Although his life sentence was taken to mean spending the rest of his natural life in jail, Boh will be entitled to a possible chance of release on parole after spending at least 20 years in jail provided that he displays good conduct while in prison. No caning was imposed on Boh since he was 51 years old at the time of sentencing.

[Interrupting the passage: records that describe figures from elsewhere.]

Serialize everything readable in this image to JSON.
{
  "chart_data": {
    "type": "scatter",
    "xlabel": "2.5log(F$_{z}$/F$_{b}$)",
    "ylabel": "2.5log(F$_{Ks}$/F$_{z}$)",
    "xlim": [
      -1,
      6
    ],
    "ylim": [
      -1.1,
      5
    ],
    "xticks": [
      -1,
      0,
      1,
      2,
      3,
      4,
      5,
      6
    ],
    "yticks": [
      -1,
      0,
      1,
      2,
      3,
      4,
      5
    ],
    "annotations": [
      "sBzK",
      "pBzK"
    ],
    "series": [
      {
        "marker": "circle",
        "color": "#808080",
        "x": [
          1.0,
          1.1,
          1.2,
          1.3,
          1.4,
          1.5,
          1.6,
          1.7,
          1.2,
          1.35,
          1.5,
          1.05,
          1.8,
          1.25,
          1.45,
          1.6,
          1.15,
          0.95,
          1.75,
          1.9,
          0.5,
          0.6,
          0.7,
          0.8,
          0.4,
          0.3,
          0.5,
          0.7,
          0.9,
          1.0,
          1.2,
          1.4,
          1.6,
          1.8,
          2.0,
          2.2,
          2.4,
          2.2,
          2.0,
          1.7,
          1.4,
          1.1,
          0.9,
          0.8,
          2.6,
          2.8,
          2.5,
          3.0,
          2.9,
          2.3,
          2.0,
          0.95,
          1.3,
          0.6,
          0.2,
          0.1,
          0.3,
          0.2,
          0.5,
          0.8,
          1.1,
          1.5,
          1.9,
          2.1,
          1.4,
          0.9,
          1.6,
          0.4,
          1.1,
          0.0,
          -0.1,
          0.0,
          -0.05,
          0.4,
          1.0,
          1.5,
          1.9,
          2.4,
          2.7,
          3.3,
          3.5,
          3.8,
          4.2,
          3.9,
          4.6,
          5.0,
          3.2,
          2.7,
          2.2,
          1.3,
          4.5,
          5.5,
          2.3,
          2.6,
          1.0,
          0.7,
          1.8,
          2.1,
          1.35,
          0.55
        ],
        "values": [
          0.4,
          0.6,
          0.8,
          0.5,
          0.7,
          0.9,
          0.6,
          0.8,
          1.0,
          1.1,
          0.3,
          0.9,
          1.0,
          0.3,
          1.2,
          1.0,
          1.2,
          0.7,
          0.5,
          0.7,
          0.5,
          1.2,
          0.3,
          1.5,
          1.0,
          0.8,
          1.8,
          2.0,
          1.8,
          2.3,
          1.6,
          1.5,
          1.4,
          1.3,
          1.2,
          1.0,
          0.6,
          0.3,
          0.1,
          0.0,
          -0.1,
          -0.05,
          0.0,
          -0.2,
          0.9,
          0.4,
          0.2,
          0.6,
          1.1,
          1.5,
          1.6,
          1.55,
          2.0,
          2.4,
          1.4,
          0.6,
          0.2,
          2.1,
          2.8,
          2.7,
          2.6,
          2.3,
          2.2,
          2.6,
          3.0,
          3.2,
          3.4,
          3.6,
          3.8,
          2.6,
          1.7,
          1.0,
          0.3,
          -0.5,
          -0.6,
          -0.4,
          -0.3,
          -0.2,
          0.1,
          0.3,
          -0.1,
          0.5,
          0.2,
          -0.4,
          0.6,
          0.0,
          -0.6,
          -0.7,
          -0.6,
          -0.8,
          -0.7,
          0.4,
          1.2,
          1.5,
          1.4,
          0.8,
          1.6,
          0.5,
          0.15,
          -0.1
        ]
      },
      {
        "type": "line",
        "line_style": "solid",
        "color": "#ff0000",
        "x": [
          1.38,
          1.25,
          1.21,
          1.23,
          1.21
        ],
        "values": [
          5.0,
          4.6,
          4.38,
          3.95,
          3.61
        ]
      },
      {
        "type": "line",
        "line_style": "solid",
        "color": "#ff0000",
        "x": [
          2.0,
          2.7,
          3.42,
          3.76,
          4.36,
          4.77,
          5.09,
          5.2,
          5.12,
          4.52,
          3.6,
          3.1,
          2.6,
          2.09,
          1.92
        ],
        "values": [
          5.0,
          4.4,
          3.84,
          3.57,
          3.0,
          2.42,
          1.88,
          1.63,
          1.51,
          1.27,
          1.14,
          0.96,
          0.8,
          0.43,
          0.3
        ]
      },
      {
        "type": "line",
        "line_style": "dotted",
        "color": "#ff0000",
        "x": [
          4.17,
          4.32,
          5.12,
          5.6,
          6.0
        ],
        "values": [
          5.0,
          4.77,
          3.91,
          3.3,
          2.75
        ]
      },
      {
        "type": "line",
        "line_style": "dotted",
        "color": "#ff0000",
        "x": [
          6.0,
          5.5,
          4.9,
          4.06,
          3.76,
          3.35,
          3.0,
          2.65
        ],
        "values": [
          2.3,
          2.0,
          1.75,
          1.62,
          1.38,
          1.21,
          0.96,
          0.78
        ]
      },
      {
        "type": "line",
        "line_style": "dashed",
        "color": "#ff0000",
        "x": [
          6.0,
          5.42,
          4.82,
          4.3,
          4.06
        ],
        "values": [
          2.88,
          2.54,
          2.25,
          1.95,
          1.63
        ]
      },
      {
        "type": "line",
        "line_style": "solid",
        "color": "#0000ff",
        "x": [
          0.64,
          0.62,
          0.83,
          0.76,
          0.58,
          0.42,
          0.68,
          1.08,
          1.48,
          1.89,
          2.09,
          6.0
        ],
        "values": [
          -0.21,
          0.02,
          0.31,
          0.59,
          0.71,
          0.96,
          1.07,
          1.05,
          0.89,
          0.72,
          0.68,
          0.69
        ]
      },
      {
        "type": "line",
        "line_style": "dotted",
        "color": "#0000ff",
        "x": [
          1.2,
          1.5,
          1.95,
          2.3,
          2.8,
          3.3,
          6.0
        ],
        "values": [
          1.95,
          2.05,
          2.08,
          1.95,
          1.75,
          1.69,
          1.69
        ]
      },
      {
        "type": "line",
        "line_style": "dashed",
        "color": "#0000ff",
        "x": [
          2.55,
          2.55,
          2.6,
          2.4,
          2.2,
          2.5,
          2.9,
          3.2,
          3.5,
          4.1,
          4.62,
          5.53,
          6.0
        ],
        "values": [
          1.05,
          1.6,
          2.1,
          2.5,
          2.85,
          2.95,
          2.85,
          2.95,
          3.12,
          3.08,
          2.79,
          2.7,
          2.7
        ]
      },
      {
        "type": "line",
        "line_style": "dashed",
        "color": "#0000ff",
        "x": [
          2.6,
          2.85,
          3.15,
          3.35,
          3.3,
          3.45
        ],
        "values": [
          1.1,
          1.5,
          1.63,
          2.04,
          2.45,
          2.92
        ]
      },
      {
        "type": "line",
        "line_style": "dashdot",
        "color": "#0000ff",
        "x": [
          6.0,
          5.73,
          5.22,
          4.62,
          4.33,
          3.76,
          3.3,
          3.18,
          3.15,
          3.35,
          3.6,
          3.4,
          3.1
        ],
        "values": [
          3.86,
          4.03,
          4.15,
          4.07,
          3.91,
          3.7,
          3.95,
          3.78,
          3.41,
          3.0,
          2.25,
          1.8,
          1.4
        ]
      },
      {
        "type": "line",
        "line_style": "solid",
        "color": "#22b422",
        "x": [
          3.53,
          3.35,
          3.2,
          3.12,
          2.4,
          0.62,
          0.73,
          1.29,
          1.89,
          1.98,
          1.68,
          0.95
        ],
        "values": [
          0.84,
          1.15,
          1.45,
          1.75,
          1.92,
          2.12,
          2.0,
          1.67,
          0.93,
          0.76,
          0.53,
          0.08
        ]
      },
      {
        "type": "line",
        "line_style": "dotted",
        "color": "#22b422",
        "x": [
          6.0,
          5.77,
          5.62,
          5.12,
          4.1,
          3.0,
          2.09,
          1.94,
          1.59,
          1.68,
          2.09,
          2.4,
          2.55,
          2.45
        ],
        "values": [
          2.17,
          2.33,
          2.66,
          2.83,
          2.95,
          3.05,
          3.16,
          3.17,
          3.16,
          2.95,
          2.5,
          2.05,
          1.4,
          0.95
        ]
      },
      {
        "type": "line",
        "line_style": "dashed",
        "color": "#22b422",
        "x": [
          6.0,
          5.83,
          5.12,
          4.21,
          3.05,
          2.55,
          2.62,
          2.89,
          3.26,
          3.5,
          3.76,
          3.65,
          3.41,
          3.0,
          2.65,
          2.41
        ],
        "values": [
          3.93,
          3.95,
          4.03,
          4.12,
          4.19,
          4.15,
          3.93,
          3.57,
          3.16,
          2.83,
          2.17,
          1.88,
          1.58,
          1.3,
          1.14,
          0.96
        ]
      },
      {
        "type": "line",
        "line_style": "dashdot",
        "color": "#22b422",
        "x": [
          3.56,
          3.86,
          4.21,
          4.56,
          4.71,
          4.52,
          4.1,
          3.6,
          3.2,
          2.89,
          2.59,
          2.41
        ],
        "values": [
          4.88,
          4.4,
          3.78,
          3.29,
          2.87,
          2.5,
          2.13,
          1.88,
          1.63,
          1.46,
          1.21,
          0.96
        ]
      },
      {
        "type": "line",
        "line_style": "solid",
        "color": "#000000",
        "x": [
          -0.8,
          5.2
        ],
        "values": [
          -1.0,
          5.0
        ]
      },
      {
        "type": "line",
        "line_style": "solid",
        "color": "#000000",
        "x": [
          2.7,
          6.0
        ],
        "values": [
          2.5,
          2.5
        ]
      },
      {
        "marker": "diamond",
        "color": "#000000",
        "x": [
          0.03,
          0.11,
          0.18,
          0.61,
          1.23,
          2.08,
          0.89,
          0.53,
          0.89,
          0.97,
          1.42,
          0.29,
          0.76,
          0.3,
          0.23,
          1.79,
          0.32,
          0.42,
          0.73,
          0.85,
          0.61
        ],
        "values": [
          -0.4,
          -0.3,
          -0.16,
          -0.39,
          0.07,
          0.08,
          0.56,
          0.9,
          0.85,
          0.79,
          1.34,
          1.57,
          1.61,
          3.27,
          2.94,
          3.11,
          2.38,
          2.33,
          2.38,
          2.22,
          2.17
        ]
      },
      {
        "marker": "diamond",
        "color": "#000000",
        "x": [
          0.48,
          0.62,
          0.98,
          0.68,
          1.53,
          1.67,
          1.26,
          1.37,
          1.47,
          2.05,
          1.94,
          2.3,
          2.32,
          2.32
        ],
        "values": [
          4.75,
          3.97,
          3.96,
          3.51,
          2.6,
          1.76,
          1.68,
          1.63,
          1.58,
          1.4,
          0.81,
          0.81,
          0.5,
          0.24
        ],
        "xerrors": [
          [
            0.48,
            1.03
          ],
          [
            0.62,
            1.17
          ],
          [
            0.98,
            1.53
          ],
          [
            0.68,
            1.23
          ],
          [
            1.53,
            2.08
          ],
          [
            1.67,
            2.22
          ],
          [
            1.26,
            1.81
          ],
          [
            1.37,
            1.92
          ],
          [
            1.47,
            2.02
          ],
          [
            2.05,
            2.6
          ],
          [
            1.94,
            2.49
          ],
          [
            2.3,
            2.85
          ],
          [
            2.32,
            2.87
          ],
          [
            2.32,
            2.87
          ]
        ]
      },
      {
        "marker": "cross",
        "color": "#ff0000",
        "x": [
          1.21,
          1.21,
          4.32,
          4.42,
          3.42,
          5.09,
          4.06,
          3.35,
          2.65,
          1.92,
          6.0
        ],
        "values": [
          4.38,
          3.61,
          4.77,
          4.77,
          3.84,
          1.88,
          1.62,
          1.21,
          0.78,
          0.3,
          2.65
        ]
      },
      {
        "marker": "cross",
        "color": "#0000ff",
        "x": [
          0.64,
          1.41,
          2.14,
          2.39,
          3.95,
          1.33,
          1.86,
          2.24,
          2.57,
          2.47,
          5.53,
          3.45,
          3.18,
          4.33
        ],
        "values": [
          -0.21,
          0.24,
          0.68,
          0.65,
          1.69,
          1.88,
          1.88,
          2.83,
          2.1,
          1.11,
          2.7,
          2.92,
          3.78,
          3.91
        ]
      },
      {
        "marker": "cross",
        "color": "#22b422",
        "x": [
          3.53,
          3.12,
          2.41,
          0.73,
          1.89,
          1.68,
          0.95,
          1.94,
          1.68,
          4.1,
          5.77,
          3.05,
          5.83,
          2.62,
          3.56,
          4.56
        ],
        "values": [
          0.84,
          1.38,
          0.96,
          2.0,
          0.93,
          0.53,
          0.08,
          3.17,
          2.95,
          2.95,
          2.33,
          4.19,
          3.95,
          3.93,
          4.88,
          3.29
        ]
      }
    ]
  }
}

On the same day of Boh's sentencing, Thuraisingam, who agreed with the prosecution's submissions for a life term in Boh's case, confirmed that his client would appeal against his murder conviction. Boh's two other charges of dishonest misappropriation of Zhang's possessions and sexual penetration of a corpse were also withdrawn by the prosecution at the end of Boh's murder trial.

==Appeal and imprisonment==
On 28 October 2020, more than eight months after the end of his trial, 52-year-old Boh Soon Ho's appeal was dismissed by the Court of Appeal. The three judges hearing the appeal – Judges of Appeal Tay Yong Kwang and Judith Prakash and High Court judge Woo Bih Li – unanimously found that Boh was not suffering from sudden and grave provocation when he murdered Zhang Huaxiang. They additionally rejected the original trial judge's finding that Boh was indeed provoked, albeit not gravely or lost his self-control in killing Zhang Huaxiang.

Justice Tay, who delivered the judgement, read that they felt Boh was more frustrated and agitated that he never got to have sex with the victim. He also cited a psychiatric report which the judges referred to, in the aftermath of the murder, some aspects of Boh's conduct at that time, such as fleeing Singapore and went into hiding in his hometown in Melaka, reflected a state of mind that was "unfettered by any loss of self-control or impulse control".

Despite upholding Boh's conviction for murder, they did not change Boh's life sentence to the death penalty and hence Boh is currently serving his life sentence at Changi Prison.